You are viewing a plain text version of this content. The canonical link for it is here.
Posted to derby-commits@db.apache.org by Apache Wiki <wi...@apache.org> on 2006/09/02 17:56:29 UTC
[Db-derby Wiki] Update of "DataDictionaryCaching" by BryanPendleton

Dear Wiki user,

You have subscribed to a wiki page or wiki category on "Db-derby Wiki" for change notification.

The following page has been changed by BryanPendleton:
http://wiki.apache.org/db-derby/DataDictionaryCaching

The comment on the change is:
Some high level notes on DD caching

New page:
The DataDictionary implementation contains several major caches of descriptors:
 * {{{nameTdCache}}} caches {{{TableDescriptors}}} and can find one by name
 * {{{OIDTdCache}}} caches {{{TableDescriptors}}} and can find one by UUID
 * {{{spsNameCache}}} caches Stored Prepared Statements and can find one by name
 * {{{permissionsCache}}} caches Permissions and can find one by {{{PermissionDescriptor}}}

Since a {{{TableDescriptor}}} object is the root of a tree of objects describing that table (its columns, its constraints, its triggers, its conglomerates), caching the {{{TableDescriptor}}} also implicitly caches the table's {{{ColumnDescriptors}}}, its {{{ConstraintDescriptors}}}, its {{{TriggerDescriptors}}} and so forth.
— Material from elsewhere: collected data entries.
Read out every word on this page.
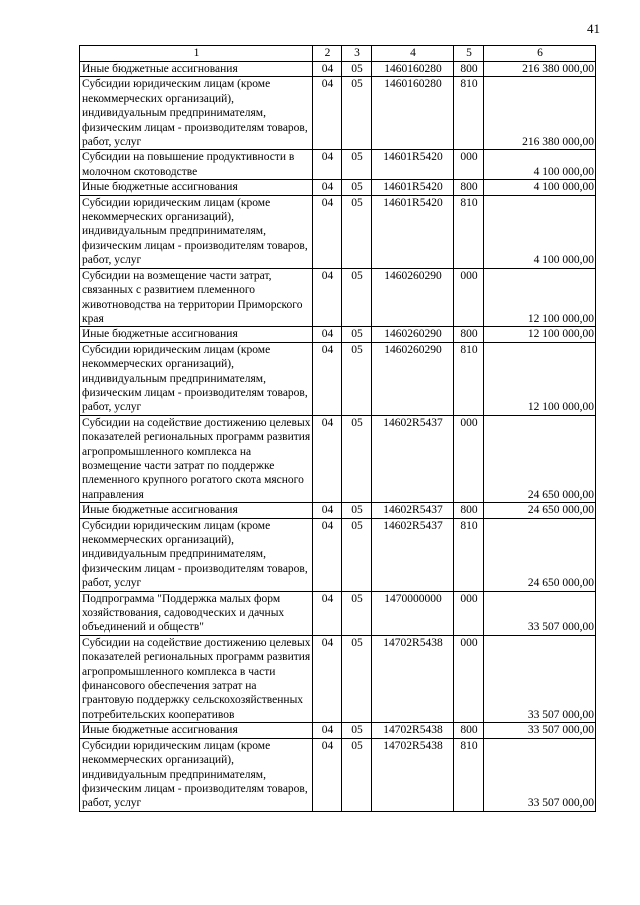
41
1	2	3	4	5	6
Иные бюджетные ассигнования	04	05	1460160280	800	216 380 000,00
Субсидии юридическим лицам (кроме некоммерческих организаций), индивидуальным предпринимателям, физическим лицам - производителям товаров, работ, услуг	04	05	1460160280	810	216 380 000,00
Субсидии на повышение продуктивности в молочном скотоводстве	04	05	14601R5420	000	4 100 000,00
Иные бюджетные ассигнования	04	05	14601R5420	800	4 100 000,00
Субсидии юридическим лицам (кроме некоммерческих организаций), индивидуальным предпринимателям, физическим лицам - производителям товаров, работ, услуг	04	05	14601R5420	810	4 100 000,00
Субсидии на возмещение части затрат, связанных с развитием племенного животноводства на территории Приморского края	04	05	1460260290	000	12 100 000,00
Иные бюджетные ассигнования	04	05	1460260290	800	12 100 000,00
Субсидии юридическим лицам (кроме некоммерческих организаций), индивидуальным предпринимателям, физическим лицам - производителям товаров, работ, услуг	04	05	1460260290	810	12 100 000,00
Субсидии на содействие достижению целевых показателей региональных программ развития агропромышленного комплекса на возмещение части затрат по поддержке племенного крупного рогатого скота мясного направления	04	05	14602R5437	000	24 650 000,00
Иные бюджетные ассигнования	04	05	14602R5437	800	24 650 000,00
Субсидии юридическим лицам (кроме некоммерческих организаций), индивидуальным предпринимателям, физическим лицам - производителям товаров, работ, услуг	04	05	14602R5437	810	24 650 000,00
Подпрограмма "Поддержка малых форм хозяйствования, садоводческих и дачных объединений и обществ"	04	05	1470000000	000	33 507 000,00
Субсидии на содействие достижению целевых показателей региональных программ развития агропромышленного комплекса в части финансового обеспечения затрат на грантовую поддержку сельскохозяйственных потребительских кооперативов	04	05	14702R5438	000	33 507 000,00
Иные бюджетные ассигнования	04	05	14702R5438	800	33 507 000,00
Субсидии юридическим лицам (кроме некоммерческих организаций), индивидуальным предпринимателям, физическим лицам - производителям товаров, работ, услуг	04	05	14702R5438	810	33 507 000,00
Caching is crucial to DataDictionary performance; otherwise we would constantly need to be reading metadata from the SystemTables on disk. Sharing one copy of the DataDictionary information in memory among many users also reduces memory footprint. So the DataDictionary tries very hard to read the SystemTables information into memory as rarely as possible, and tries to hold it in memory as long as possible.

There are two reasons why the DataDictionary can't always do this:
 * The caches are limited in size, and so the cache manager may not be able to keep all the tables in memory
 * The SystemTables information is not static: applications may dynamically change the database schema, by defining new schema objects (tables, views, triggers, constraints, etc.), or by dropping or modifying existing schema objects.

When the database schema is modified, the DataDictionary uses a very simple mechanism: it empties the caches and starts over. It does not make any special efforts to determine which cached information has become invalid, but instead just removes it all.

LanguageSystem code which accesses the DataDictionary has to follow the reading/writing protocol in order to ensure the correct operation of the caches. This protocol involves calling {{{startReading}}} / {{{doneReading}}} when reading information from the DataDictionary, and calling {{{startWriting}}} / {{{doneWriting}}} when updating the database schema.

For example, {{{CreateTableConstantAction}} calls {{{startWriting}}} when it is creating a new table in the database. It then generates a new {{{TableDescriptor}}} for the new table and calls {{{addDescriptor}}} to add the information about the table to the SystemTables.

In general, the DataDictionary caching mechanism is trouble-free and efficient. However, at times it may be useful to understand its operation, both for performance reasons and for debugging reasons.

For performance analysis, the DataDictionary cache has the following properties:
 * it consumes a certain amount of memory
 * accessing SystemTables information from the cache is vastly more efficient than reading it from the real tables.
 * DDL statements cause the cache(s) to be flushed
 * a DDL statement in a transaction effectively disables the cache for *all* users until the transaction commits

For debugging, consider the following example: DERBY-1724 is an interesting case of a situation in which DataDictionary caching plays a role. DERBY-1724 was a manifestation of DERBY-1583, which was an underlying bug involving an incorrect assumption about the {{{ColumnDescriptor}}} object. A {{{ColumnDescriptor}}} object may or may not have an internal pointer to a corresponding {{{TableDescriptor}}} object. When a {{{ColumnDescriptor}}} is first created by {{{SYSCOLUMNSRowFactory}}}, it does not have a {{{TableDescriptor}}} pointer. This is because not all {{{ColumnDescriptor}}} objects are necessarily tied to particular tables; some may be expressions computed at runtime, for instance. At the point where {{{FromBaseTable}}} determines that a particular {{{ColumnDescriptor}}} is definitely tied to a particular {{{TableDescriptor}}}, it sets the table descriptor pointer in that {{{ColumnDescriptor}}}. Since {{{ColumnDescriptor}}} objects are cached, this updated object remain
 s in memory for subsequent use. This means that code which uses the {{{ColumnDescriptor}}} may or may not find that the table descriptor pointer has already been set, depending on whether or not the cache has managed to retain the descriptor in memory since the pointer was set. And, to close the chain of logic, the DERBY-1724 bug script contains a DDL statement (GRANT) in a transaction, which causes the cache to be disabled and thus enables the conditions for the DERBY-1583 bug to be triggered.